We hold that a § 922(g)(1) offense is not a crime of violence for purposes of the Act because the nature of the offense does not involve a substantial risk of physical force used against the person or property of another. As applied to Mr. Ingle, this means that he is eligible for bail pending sentencing if a judicial officer concludes there is clear and convincing evidence that he "is not likely to flee or pose a danger to the safety of any other person or the community." 18 U.S.C. § 3143(a)(1).
Having rejected the premise of the district court's order, this court REVERSES the decision of the district court and REMANDS the matter to the district court for further proceedings consistent with this opinion.
After examining the briefs and appellate record, this panel has determined unanimously that oral argument would not materially assist the determination of this appealSee Fed. R.App. P. 34(a)(2); 10th Cir. R. 34.1(G). The case is therefore ordered submitted without oral argument.
The government's brief states that Mr. Ingle pleaded guilty pursuant to a plea agreement. Aplee. Br. at 3. This statement is contrary to Mr. Ingle's Petition to Enter Plea of Guilty, Aplt.App. at 14, and his affirmations during the plea hearing,id. at 50-51.

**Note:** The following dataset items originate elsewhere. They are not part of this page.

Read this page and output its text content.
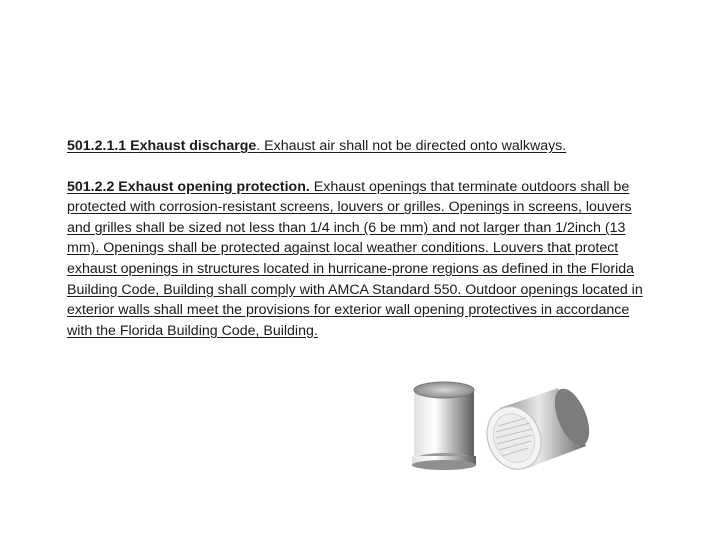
501.2.1.1 Exhaust discharge. Exhaust air shall not be directed onto walkways.

501.2.2 Exhaust opening protection. Exhaust openings that terminate outdoors shall be protected with corrosion-resistant screens, louvers or grilles. Openings in screens, louvers and grilles shall be sized not less than 1/4 inch (6 be mm) and not larger than 1/2inch (13 mm). Openings shall be protected against local weather conditions. Louvers that protect exhaust openings in structures located in hurricane-prone regions as defined in the Florida Building Code, Building shall comply with AMCA Standard 550. Outdoor openings located in exterior walls shall meet the provisions for exterior wall opening protectives in accordance with the Florida Building Code, Building.
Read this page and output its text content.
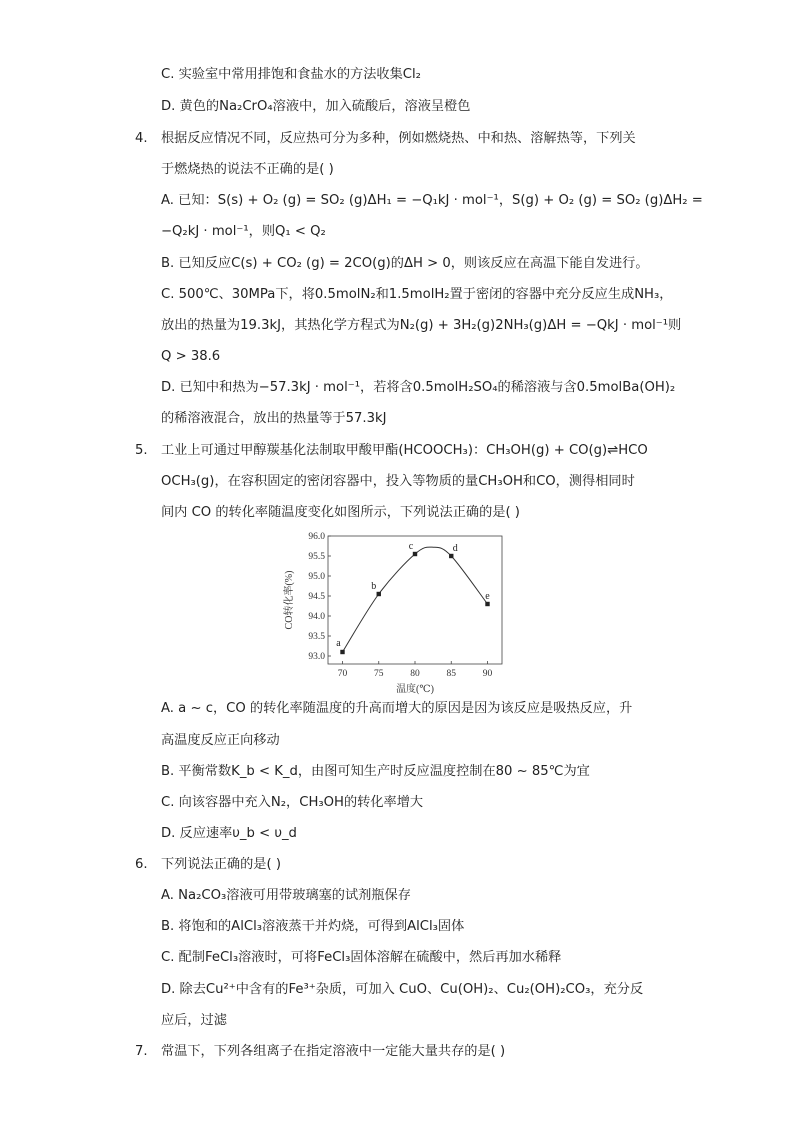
C. 实验室中常用排饱和食盐水的方法收集Cl₂
D. 黄色的Na₂CrO₄溶液中，加入硫酸后，溶液呈橙色
4. 根据反应情况不同，反应热可分为多种，例如燃烧热、中和热、溶解热等，下列关
于燃烧热的说法不正确的是( )
A. 已知：S(s) + O₂ (g) = SO₂ (g)ΔH₁ = −Q₁kJ · mol⁻¹，S(g) + O₂ (g) = SO₂ (g)ΔH₂ =
−Q₂kJ · mol⁻¹，则Q₁ < Q₂
B. 已知反应C(s) + CO₂ (g) = 2CO(g)的ΔH > 0，则该反应在高温下能自发进行。
C. 500℃、30MPa下，将0.5molN₂和1.5molH₂置于密闭的容器中充分反应生成NH₃，
放出的热量为19.3kJ，其热化学方程式为N₂(g) + 3H₂(g)2NH₃(g)ΔH = −QkJ · mol⁻¹则
Q > 38.6
D. 已知中和热为−57.3kJ · mol⁻¹，若将含0.5molH₂SO₄的稀溶液与含0.5molBa(OH)₂
的稀溶液混合，放出的热量等于57.3kJ
5. 工业上可通过甲醇羰基化法制取甲酸甲酯(HCOOCH₃)：CH₃OH(g) + CO(g)⇌HCO
OCH₃(g)，在容积固定的密闭容器中，投入等物质的量CH₃OH和CO，测得相同时
间内 CO 的转化率随温度变化如图所示，下列说法正确的是( )
70	75	80	85	90
93.0
93.5
94.0
94.5
95.0
95.5
96.0
温度(℃)
CO转化率(%)
a
b
c	d
e
A. a ~ c，CO 的转化率随温度的升高而增大的原因是因为该反应是吸热反应，升
高温度反应正向移动
B. 平衡常数K_b < K_d，由图可知生产时反应温度控制在80 ~ 85℃为宜
C. 向该容器中充入N₂，CH₃OH的转化率增大
D. 反应速率υ_b < υ_d
6. 下列说法正确的是( )
A. Na₂CO₃溶液可用带玻璃塞的试剂瓶保存
B. 将饱和的AlCl₃溶液蒸干并灼烧，可得到AlCl₃固体
C. 配制FeCl₃溶液时，可将FeCl₃固体溶解在硫酸中，然后再加水稀释
D. 除去Cu²⁺中含有的Fe³⁺杂质，可加入 CuO、Cu(OH)₂、Cu₂(OH)₂CO₃，充分反
应后，过滤
7. 常温下，下列各组离子在指定溶液中一定能大量共存的是( )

The definition of "crime of violence" in 18 U.S.C. § 3156(a)(4) includes two other types of offenses: an "offense that has as an element. . . the use, attempted use, or threatened use of physical force against the person or property of another,"see § 3156(a)(4)(A); and a sexual exploitation offense falling within three specified chapters of Title 18, United States Code, § 3156(a)(4)(C). Because an unlawful possession of a firearm does not fit within these definitions, see § 3156(a)(4)(B), there is no need to discuss them. See Rogers, 371 F.3d at 1228.